Nunca na vida Fernando teve tanta dúvida sobre como agir.

Caio pensou muito.

– O negócio é ver se o verdadeiro doente se cura então, Fernando.

É mesmo. Havia uma pessoa que ia morrer e eles ali felizes. Diabo de gente pequena que nós somos…

– Doutor Maurício, sou eu Fernando. Como é o paciente que está com câncer? Ele é casado? Tem filhos?

– É um senhor de quase 90 anos e viúvo.

Pronto. Bateu desespero. Uma pessoa dessa idade não iria ter força para lutar contra essa doença e não haveria necessidade de um milagre.

Fernando, por medo, acabou entregando tudo o que mais lhe dava alegria – a cerveja com os amigos e o tesão com a amante – em troca de uma vida insossa com uma mulher que não mais amava que só não havia antes se separado por conta dos filhos que já estavam grandes agora.

Que sentido daria a sua vida depois dessa?

Nesse momento, galera, eu me sinto Deus. Criei um personagem e posso dar a ele o destino que eu quiser e ainda por cima, criar uma moral para essa história toda que inventei sentada da minha poltrona recém comprada. Mas não. Vou dar a Fernando três finais para vocês escolherem e que lhe dirão muito sobre o que vocês são.

Final 1:

Fernando considerou seriamente esse sinal do além. Cumpriria a promessa porque com santo não se brinca. Chegaria em casa, proporia um ménage com Rita que aceitaria de pronto. Se inscreveria em corridas de rua e partiria imediatamente com toda a família para conhecerem o Nordeste dando graças a deus por ter lhe dado uma nova chance e reconhecer a tempo o quanto estava no caminho errado. Pensaria em Dri todas as noites e nunca mais sobrou dinheiro para ele e a família conhecerem outro lugar.

Final 2:

Fernando poderia se tocar que sempre foi ateu e que foi tudo uma força de expressão. Que não existem santos e a sua promessa foi apenas retórica. Saiu para beber com seu amigo Caio, propôs o Ménage à Rita que recusou ofendida e teve com a Dri o melhor dos gozos. Passou a ir com os filhos ao cinema. Por vias das dúvidas, começou a fazer exercícios físicos e cortou a carne vermelha durante a semana, ao menos. Sua esposa exalava infelicidade.

Final 3:

Fernando sem ter ideia sobre o que fazer, sem conseguir se decidir se aquilo foi ou não um milagre já que era ateu mas sabe Deus como é isso de não acreditar em nada, voltou para casa andando para pensar. Distraído com seus pensamentos, Fernando não viu que o sinal estava aberto. Foi atropelado. Não morreu. Ficou paraplégico. Fernando fez a mesma promessa caso voltasse a andar.

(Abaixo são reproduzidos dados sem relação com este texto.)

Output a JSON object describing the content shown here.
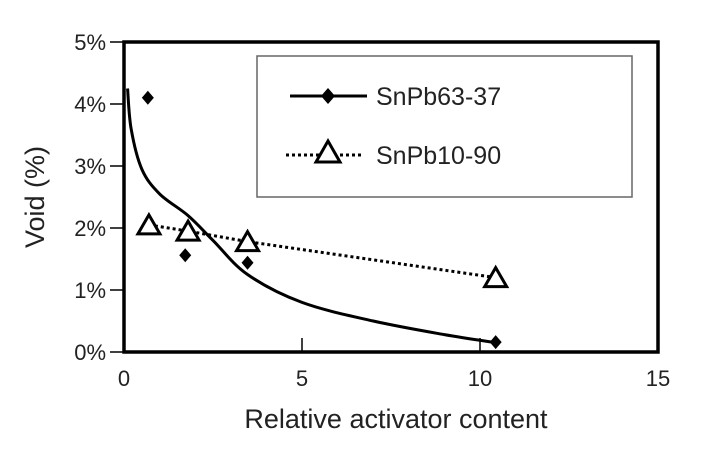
{
  "chart_data": {
    "type": "scatter",
    "title": "",
    "xlabel": "Relative activator content",
    "ylabel": "Void (%)",
    "xlim": [
      0,
      15
    ],
    "ylim": [
      0,
      5
    ],
    "xticks": [
      0,
      5,
      10,
      15
    ],
    "xtick_labels": [
      "0",
      "5",
      "10",
      "15"
    ],
    "yticks": [
      0,
      1,
      2,
      3,
      4,
      5
    ],
    "ytick_labels": [
      "0%",
      "1%",
      "2%",
      "3%",
      "4%",
      "5%"
    ],
    "grid": false,
    "legend_position": "top-right",
    "series": [
      {
        "name": "SnPb63-37",
        "marker": "filled-diamond",
        "line": "solid fitted curve",
        "color": "#000000",
        "points": [
          [
            0.67,
            4.1
          ],
          [
            1.72,
            1.56
          ],
          [
            3.47,
            1.44
          ],
          [
            10.44,
            0.16
          ]
        ],
        "curve": [
          [
            0.1,
            4.25
          ],
          [
            0.2,
            3.6
          ],
          [
            0.5,
            2.95
          ],
          [
            1.0,
            2.55
          ],
          [
            1.8,
            2.2
          ],
          [
            2.5,
            1.8
          ],
          [
            3.47,
            1.25
          ],
          [
            5.0,
            0.8
          ],
          [
            7.0,
            0.5
          ],
          [
            9.0,
            0.28
          ],
          [
            10.44,
            0.15
          ]
        ]
      },
      {
        "name": "SnPb10-90",
        "marker": "open-triangle",
        "line": "dotted",
        "color": "#000000",
        "points": [
          [
            0.7,
            2.05
          ],
          [
            1.8,
            1.95
          ],
          [
            3.47,
            1.78
          ],
          [
            10.44,
            1.2
          ]
        ]
      }
    ]
  }
}
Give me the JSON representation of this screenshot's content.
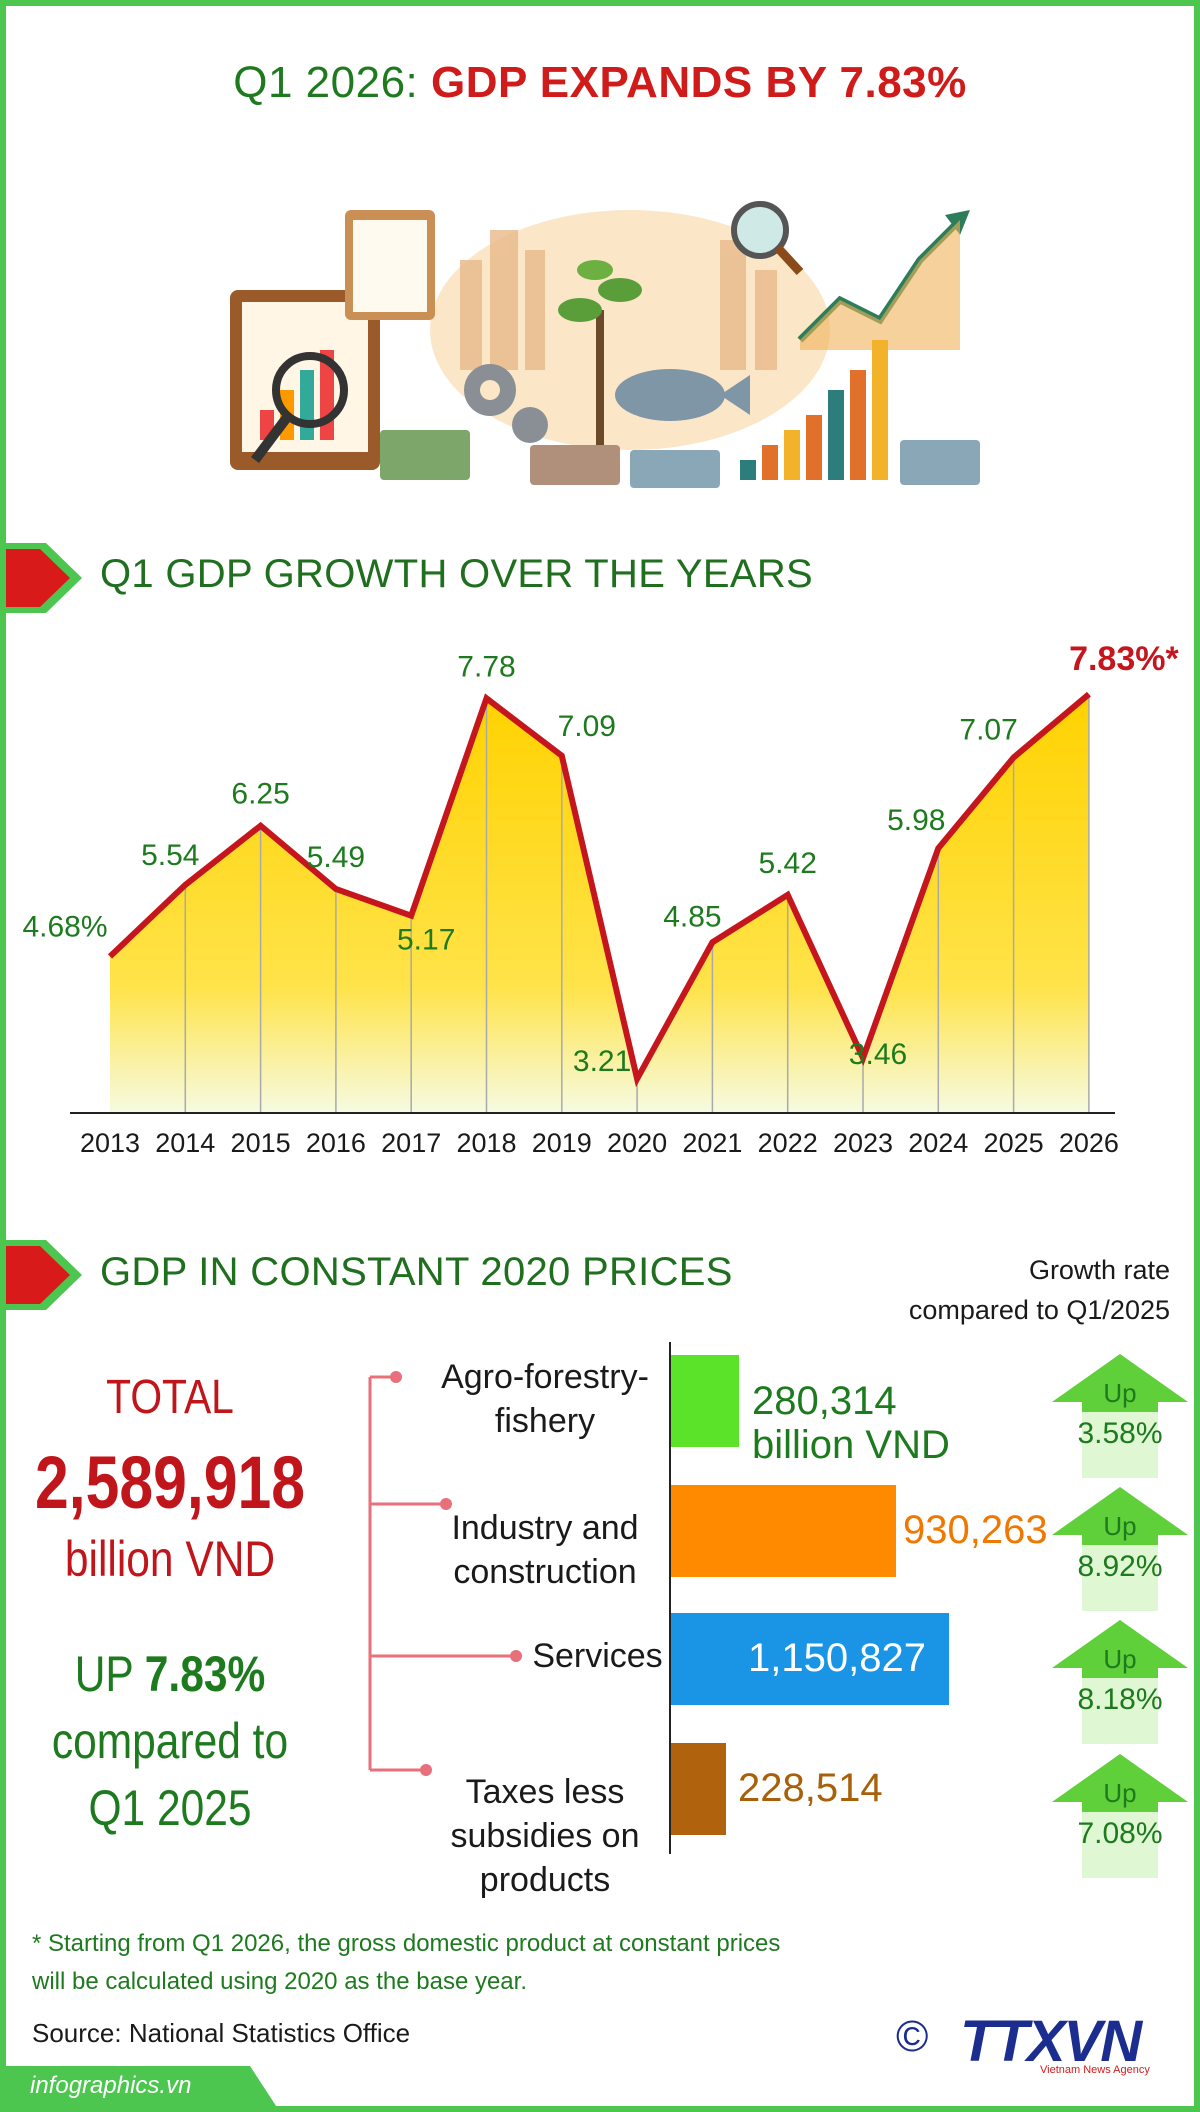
{
  "header": {
    "title_prefix": "Q1 2026: ",
    "title_highlight": "GDP EXPANDS BY 7.83%"
  },
  "section1": {
    "title": "Q1 GDP GROWTH OVER THE YEARS"
  },
  "section2": {
    "title": "GDP IN CONSTANT 2020 PRICES",
    "growth_header_line1": "Growth rate",
    "growth_header_line2": "compared to Q1/2025"
  },
  "totals": {
    "label": "TOTAL",
    "value": "2,589,918",
    "unit": "billion VND",
    "up_word": "UP",
    "up_value": "7.83%",
    "compared_line1": "compared to",
    "compared_line2": "Q1 2025"
  },
  "colors": {
    "accent_green": "#1e7a1e",
    "accent_red": "#c0161b",
    "line_red": "#c4161c",
    "area_yellow": "#ffd400",
    "frame_green": "#4cc64f"
  },
  "chart_data": [
    {
      "type": "area",
      "x": [
        "2013",
        "2014",
        "2015",
        "2016",
        "2017",
        "2018",
        "2019",
        "2020",
        "2021",
        "2022",
        "2023",
        "2024",
        "2025",
        "2026"
      ],
      "values": [
        4.68,
        5.54,
        6.25,
        5.49,
        5.17,
        7.78,
        7.09,
        3.21,
        4.85,
        5.42,
        3.46,
        5.98,
        7.07,
        7.83
      ],
      "data_labels": [
        "4.68%",
        "5.54",
        "6.25",
        "5.49",
        "5.17",
        "7.78",
        "7.09",
        "3.21",
        "4.85",
        "5.42",
        "3.46",
        "5.98",
        "7.07",
        "7.83%*"
      ],
      "ylim": [
        2.8,
        8.0
      ],
      "grid": false,
      "highlight_index": 13
    },
    {
      "type": "bar",
      "orientation": "horizontal",
      "categories": [
        "Agro-forestry-fishery",
        "Industry and construction",
        "Services",
        "Taxes less subsidies on products"
      ],
      "category_lines": [
        [
          "Agro-forestry-",
          "fishery"
        ],
        [
          "Industry and",
          "construction"
        ],
        [
          "Services"
        ],
        [
          "Taxes less",
          "subsidies on",
          "products"
        ]
      ],
      "values": [
        280314,
        930263,
        1150827,
        228514
      ],
      "value_labels": [
        "280,314",
        "930,263",
        "1,150,827",
        "228,514"
      ],
      "unit_label": "billion VND",
      "bar_colors": [
        "#5be32a",
        "#ff8a00",
        "#1a95e6",
        "#b0620c"
      ],
      "label_colors": [
        "#1e7a1e",
        "#f07800",
        "#ffffff",
        "#a8600a"
      ],
      "growth_word": "Up",
      "growth_labels": [
        "3.58%",
        "8.92%",
        "8.18%",
        "7.08%"
      ],
      "growth_values": [
        3.58,
        8.92,
        8.18,
        7.08
      ]
    }
  ],
  "footnote_line1": "* Starting from Q1 2026, the gross domestic product at constant prices",
  "footnote_line2": "will be calculated using 2020 as the base year.",
  "source": "Source: National Statistics Office",
  "brand": "infographics.vn",
  "logo": {
    "copyright_symbol": "©",
    "text": "TTXVN",
    "tagline": "Vietnam News Agency"
  }
}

Não há outro final além desses três para Fernando. O destino dele está agora com vocês.

6 comentários em “Você decide.

  1. Embora fosse ateu, Fernando lembrou daquela famosa frase de Skakespeare: “Há mais coisas entre o céu e a terra do que sonha a nossa vã filosofia” . Percebeu que seu casamento estava sem graça, porque também nunca dialogou de forma clara com Rita sobre como se sentiam no casamento e nem tentou nada para melhorar de fato a relação. Passou a conversar e passear mais com os filhos e a esposa, o que foi muito bom para toda família. Percebeu então, que ele já tinha tudo para se sentir feliz , e ele mesmo não notava o que tinha bem ali na sua frente , no seu lar, totalmente ao seu alcance.
    Concluiu que o tesão que sentia pela Dri, tinha gosto de aventura, de proibido , que o fazia se sentir um transgressor liberto de tudo que lhe parecia convencional. Mas como seria viver com a Dri os mesmos problemas pelos quais passou em seu casamento? Como seria se as dificuldades financeiras , o mal humor , o estresse do cotidiano, batesse à porta deste romance?
    E foi pensando em tudo e todos que amava, que decidiu evoluir em todos os sentidos, e viver a vida com real intensidade. Sentiu que estava recomeçando, trilhando o mesmo caminho mas com uma visão totalmente nova , e se nada desse certo poderia recomeçar de novo, só que agora estava muito mais confiante em si mesmo, e de que tudo daria certo.
    Será mesmo que bem lá fundo deste coração ateu, não exista o amor de Deus?